Дубенко поднялся, уперся о стол полусогнутыми кулаками, больно, до хруста, и тихо процедил сквозь зубы:
— Вы мешаете мне...
— Занят?
— Если бы я даже был тем лоботрясом, который вам больше всего подходит, и тогда я бы сказал вам — «занят».
— Вы меня хотите оскорбить?
— Оставьте меня.
— Вы просто грубиян.
— И некультурный обрубок. Одним вашим словом — ширпотреб?
— Хотя бы.
Густая краска пятнами вспыхнула на ее красивом лице, она быстро и умело натянула перчатки, встала и ушла, не поклонившись ему.
«Какая глупая, невозможно глупая история», — опускаясь в кресло, подумал Дубенко. Вошедший почти вслед за ее уходом Рамодан недоуменно всмотрелся в его лицо.
— Опять печаль, Богдане?
— Все хорошо, Рамодан, — Дубенко крепко пожал его руку, — все замечательно, друг.
— Друг?

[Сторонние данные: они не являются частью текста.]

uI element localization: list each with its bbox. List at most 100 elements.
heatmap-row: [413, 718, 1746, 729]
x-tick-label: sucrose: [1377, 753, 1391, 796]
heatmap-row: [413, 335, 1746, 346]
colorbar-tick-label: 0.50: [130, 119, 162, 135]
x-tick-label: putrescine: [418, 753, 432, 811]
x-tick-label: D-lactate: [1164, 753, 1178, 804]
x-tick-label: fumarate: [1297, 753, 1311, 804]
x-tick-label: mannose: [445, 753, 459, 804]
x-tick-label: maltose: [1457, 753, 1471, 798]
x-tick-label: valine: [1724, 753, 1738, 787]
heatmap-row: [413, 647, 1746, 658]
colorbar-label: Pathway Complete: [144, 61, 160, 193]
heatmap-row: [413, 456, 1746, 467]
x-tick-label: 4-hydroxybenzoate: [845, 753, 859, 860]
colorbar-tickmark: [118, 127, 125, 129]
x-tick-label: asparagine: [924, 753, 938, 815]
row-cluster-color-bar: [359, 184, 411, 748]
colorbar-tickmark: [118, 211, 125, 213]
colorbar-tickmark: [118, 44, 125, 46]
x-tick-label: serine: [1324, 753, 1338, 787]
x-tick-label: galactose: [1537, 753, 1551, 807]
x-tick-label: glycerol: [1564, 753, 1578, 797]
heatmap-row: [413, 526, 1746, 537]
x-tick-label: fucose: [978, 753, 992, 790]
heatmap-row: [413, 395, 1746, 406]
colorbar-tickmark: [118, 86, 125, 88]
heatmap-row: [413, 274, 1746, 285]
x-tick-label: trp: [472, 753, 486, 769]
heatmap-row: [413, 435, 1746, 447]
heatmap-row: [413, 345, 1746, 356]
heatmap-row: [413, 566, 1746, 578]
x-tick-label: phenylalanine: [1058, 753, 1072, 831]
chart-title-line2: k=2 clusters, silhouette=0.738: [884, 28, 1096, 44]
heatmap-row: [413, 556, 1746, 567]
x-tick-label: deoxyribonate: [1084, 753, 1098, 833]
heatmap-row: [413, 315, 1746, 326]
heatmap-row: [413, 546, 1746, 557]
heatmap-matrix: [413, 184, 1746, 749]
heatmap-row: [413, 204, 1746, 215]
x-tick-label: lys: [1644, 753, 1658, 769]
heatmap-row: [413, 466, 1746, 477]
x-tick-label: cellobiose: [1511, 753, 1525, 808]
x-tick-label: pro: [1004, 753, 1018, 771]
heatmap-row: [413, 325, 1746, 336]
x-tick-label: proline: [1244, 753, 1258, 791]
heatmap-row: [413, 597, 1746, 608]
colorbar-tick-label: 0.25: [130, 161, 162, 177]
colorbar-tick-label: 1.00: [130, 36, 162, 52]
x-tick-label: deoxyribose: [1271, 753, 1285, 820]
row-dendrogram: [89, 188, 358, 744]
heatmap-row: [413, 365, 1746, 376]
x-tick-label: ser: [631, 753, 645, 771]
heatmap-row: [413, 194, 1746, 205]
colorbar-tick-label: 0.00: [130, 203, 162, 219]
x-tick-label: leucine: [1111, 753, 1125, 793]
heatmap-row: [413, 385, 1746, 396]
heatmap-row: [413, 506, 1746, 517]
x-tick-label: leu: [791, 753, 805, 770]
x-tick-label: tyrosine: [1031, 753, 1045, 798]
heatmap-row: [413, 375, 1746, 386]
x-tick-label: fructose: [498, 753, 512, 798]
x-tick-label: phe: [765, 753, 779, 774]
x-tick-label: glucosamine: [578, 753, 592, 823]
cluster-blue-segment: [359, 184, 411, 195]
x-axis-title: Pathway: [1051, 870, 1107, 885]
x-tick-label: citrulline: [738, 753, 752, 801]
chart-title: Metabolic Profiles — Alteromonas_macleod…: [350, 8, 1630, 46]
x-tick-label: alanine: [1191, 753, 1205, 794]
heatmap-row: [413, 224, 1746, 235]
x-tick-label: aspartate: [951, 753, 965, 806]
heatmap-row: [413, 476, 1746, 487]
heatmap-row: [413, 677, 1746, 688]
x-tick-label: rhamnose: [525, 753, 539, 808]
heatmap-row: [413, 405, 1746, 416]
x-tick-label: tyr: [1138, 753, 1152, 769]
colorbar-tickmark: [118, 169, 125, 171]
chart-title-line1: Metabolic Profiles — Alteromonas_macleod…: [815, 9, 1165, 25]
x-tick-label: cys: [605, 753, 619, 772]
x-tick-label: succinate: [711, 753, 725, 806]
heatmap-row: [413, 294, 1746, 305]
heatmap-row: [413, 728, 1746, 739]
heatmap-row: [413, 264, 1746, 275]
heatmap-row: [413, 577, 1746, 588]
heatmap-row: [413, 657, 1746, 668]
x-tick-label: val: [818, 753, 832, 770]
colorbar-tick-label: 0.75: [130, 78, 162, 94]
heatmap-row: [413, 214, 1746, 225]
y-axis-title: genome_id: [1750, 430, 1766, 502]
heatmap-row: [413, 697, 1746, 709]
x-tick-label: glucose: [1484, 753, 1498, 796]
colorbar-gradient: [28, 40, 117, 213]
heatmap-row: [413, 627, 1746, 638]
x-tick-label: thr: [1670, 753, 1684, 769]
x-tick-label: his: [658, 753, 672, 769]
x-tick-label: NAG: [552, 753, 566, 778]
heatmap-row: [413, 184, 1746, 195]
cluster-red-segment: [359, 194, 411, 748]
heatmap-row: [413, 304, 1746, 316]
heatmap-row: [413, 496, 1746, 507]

Впервой ты меня так повеличал. Но что факт, то факт. А я было перелякался. Думаю, опять хуже с Валюшкой. Машина машиной, а человек человеком, тем более такой близкий, как жена. Чтобы понять это, надо потерять. Как тяжко-важко когда один. Вот я — в работе ничего, как один остаюсь, хоть волком вой. Один. Слово-то какое-то непривычное. Сегодня вспомнил своего гончака[2] — в городе бросил. Хорош был гончак. Видать, когда много общего, о своем не думаешь, а кончаешь общее, и начинает мутить тебя свое, личное, малюненькое. Тут и начинаешь припоминать не только жинку с детишками, что и полагается, а и какого-то гончака, хай он сказится.